It is not yet dark outside, as I lay on the floor of my boys' bedroom between their two toddler-sized racecar beds. Each of my hands holds a chubby, clammy hand of a 4 year-old boy. I sing to two of the few people I allow to hear my true singing voice, "Great is Thy faithfulness, O God my Father..."
"START OVER!!!" interrupts a frustrated voice. "I want to sing with you!"
"Great is Thy faithfulness..." I begin, again. I am joined by one voice, but the other is silent.
"I WASN'T READY!" This time he kicks his legs and pouts. "Start from the beginning!"
One more time, I begin. "Great is Thy faithfulness, O God my Father". Two sweet voices join me, and the cute way they mispronounce several of the words tugs at my heart. How long will they go on talking the way they do? I love it. We continue singing, but it is not long before one voice drops out again. I am towards the end of the song already, singing, "All I have needed, Thy hand hath provided", when that voice interrupts again. "WAIT! Start from the beginning! I'm not singing!"

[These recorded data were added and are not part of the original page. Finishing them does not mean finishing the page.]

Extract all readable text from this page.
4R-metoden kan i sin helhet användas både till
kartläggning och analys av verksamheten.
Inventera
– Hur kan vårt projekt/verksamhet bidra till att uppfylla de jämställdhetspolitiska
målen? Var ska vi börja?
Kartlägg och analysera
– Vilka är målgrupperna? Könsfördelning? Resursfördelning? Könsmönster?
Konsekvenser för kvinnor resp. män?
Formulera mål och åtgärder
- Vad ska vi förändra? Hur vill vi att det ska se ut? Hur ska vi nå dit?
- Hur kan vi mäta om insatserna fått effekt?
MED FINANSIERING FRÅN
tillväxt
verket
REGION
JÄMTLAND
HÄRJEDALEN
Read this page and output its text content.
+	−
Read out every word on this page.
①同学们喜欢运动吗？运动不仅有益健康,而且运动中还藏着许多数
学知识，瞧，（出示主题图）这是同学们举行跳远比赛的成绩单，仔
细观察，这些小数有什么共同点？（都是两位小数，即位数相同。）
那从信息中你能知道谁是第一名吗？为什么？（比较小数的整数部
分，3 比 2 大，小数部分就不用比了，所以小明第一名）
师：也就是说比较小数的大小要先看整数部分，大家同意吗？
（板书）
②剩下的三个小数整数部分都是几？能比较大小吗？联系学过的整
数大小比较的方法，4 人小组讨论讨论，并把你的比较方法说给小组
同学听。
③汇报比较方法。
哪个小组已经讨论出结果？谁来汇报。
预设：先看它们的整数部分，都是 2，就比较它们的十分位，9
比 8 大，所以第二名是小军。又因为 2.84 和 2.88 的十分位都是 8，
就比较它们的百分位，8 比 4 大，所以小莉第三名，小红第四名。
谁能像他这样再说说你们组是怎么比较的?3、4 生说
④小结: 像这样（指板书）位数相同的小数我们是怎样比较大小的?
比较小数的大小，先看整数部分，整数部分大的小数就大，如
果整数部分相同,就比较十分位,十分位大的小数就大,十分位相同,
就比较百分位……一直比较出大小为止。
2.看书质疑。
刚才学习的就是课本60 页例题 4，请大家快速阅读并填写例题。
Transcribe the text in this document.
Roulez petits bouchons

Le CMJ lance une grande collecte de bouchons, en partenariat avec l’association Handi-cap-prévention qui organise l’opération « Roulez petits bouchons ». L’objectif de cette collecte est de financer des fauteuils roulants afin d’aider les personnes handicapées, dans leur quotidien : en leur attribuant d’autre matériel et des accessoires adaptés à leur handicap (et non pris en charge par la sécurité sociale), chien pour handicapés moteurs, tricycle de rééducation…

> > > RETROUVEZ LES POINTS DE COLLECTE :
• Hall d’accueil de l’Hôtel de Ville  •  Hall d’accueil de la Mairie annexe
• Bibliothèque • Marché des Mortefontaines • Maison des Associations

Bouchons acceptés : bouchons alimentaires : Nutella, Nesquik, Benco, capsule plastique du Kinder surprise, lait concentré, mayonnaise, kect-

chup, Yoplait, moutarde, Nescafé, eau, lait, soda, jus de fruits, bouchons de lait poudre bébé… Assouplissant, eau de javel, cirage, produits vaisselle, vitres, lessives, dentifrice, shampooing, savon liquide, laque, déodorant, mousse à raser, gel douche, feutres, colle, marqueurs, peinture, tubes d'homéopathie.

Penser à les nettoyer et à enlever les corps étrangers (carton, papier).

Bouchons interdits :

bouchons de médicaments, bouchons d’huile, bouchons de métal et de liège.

This time, I don't start from the beginning. This time, I finish the song and tell him we are done singing. I am still holding his hand, as I repeatedly tell him to be quiet. Nothing stops him. Punishment proves to be ineffective. It takes me awhile, but I finally realize he needs to be held. I pick him up from his bed, sit with my back against the wall, kiss his head and explain that we will try again next time. He cries and snuggles closer. I sway back and forth, and if I stop, he moves his own body back and forth to prompt me to continue that motion. Soon, his cries turn to sighs. His eyes start to droop. I rub his back with one hand as I continue to hold his brother's hand with the other. He looks in my eyes and smiles, then closes his eyes one last time and falls asleep.
I sit there, rocking my boy and remembering. We have done this so many times, this snuggle and rock routine. But it has been awhile, and his long torso barely fits against me anymore. I shed a tear, as I think that this could be the last time I rock my boy to sleep.
"It's my turn now?" his brother asks. As it usually goes with twins, boy number two needs the same treatment boy number one got. I take the first and clumsily move him to his bed. He wakes and looks at me, saying, "I didn't want you to do that. I want you to hold me more." Then he closes his eyes and is asleep again.
Boy number two is all smiles as he climbs on my lap. He finds a comfy spot, and I sway side-to-side. I rub his back and hold him close, taking in the scent of his hair and the way he grabs my neck and holds me tight. He looks and me and says with a sleepy voice, "I love you". He pushes back and holds my face between his hands, then carefully places sloppy boy-kisses on my cheek, then my forehead, then the tip of my nose. We both laugh, knowing this is what I usually do to him at bedtime. Then he settles in again, and as I rock, he quickly falls asleep.
I hold this sleeping boy...this last baby of mine...and I pray. I pray that as my boys grow, they will learn to seek God first. I pray that they would take after their namesakes, following what God instructs them to do regardless of what others around them do.
I kiss my sleeping boy one last time. Then, having learned from boy number one, I more gracefully transfer this boy to his bed. He sleeps through the movement, and I sneak out of their room.
Once in the hallway, I shed another tear. But this time, I also smile. I am no longer thinking of how this might be the last time I got to rock my boys to sleep. I simply feel blessed. I got to rock my boys to sleep again.